Additional information:
Equivalent weight has got units of mass and dimensions where in case of atomic weight it is dimensionless. Equivalent weights were before calculated experimentally but now it is calculated by dividing molecular mass by the number of negative or positive electrical charges that is resulted by the dissolution of the compound. The number of gram equivalents of the solute present in 1litre of solution is nothing but normality. It means solution which contains one gram equivalent of the solute in one litre of the solution. It is given as 1N. Normality could be used to express the concentration of ${{O}}{{{H}}^{{ - }}}$ and ${{{H}}_{{3}}}{{{O}}^{{ + }}}$ in acid base titrations.
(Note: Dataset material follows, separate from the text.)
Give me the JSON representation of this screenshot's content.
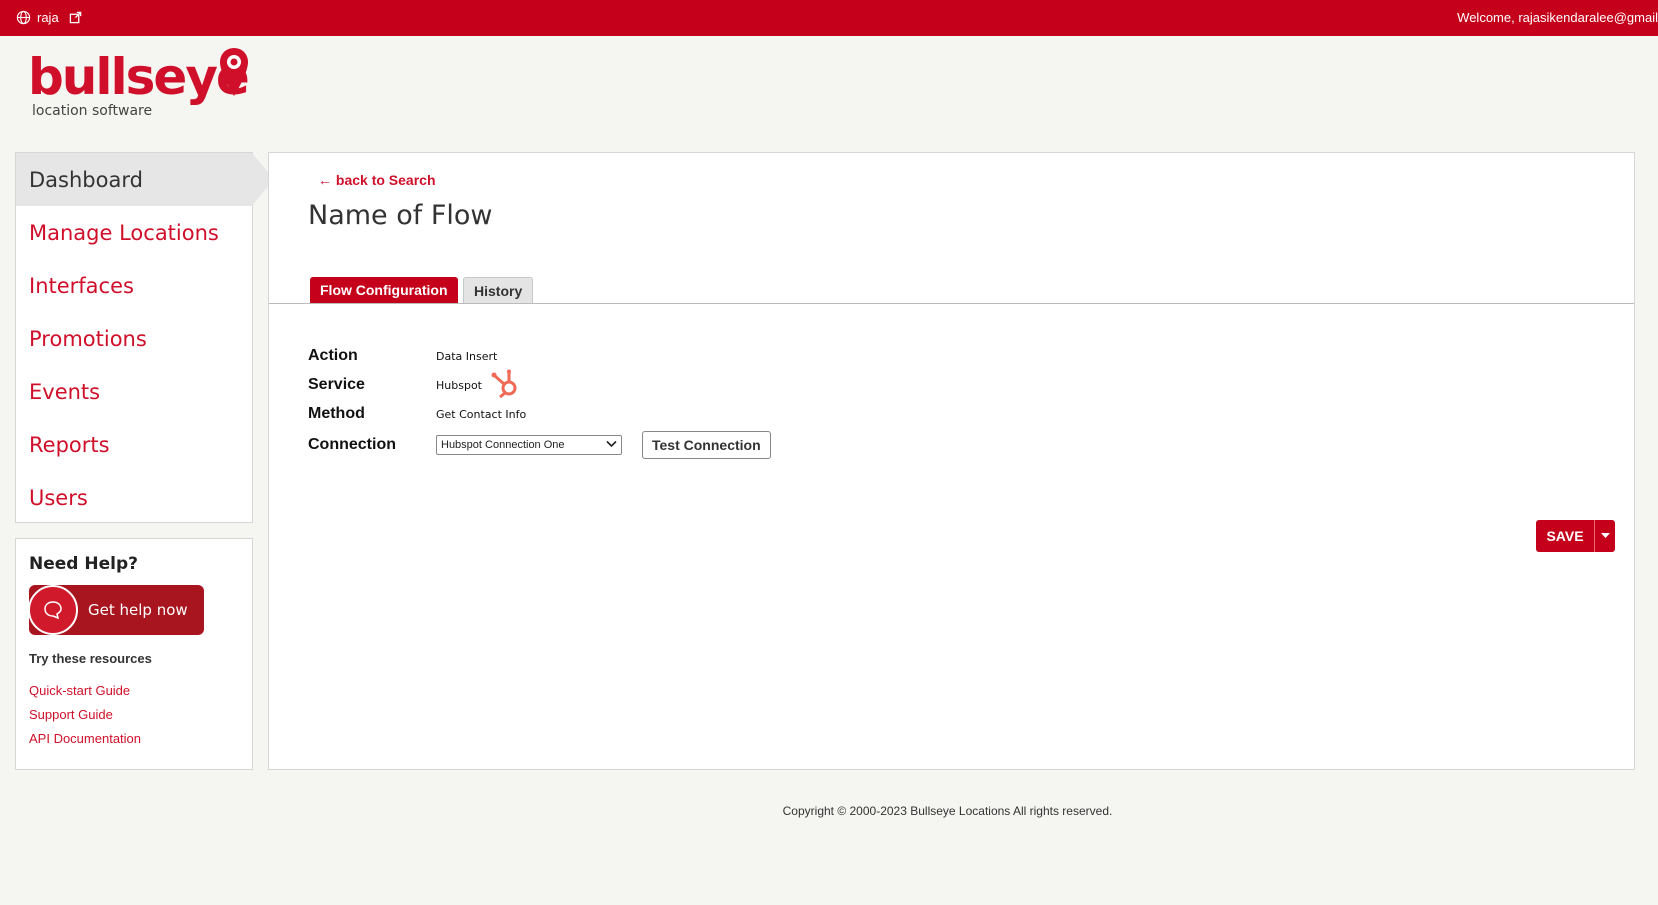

Note: In case of acid base titrations the equivalent weight of acid or base is the mass that reacts or supplies one mole of ${{{H}}^{{ + }}}$ ions and in case of redox reactions the equivalent weight of each reactant reacts or supplies one mole of electrons. In precipitation reactions the number of ions which will precipitate in the given reaction is given by the equivalence factor.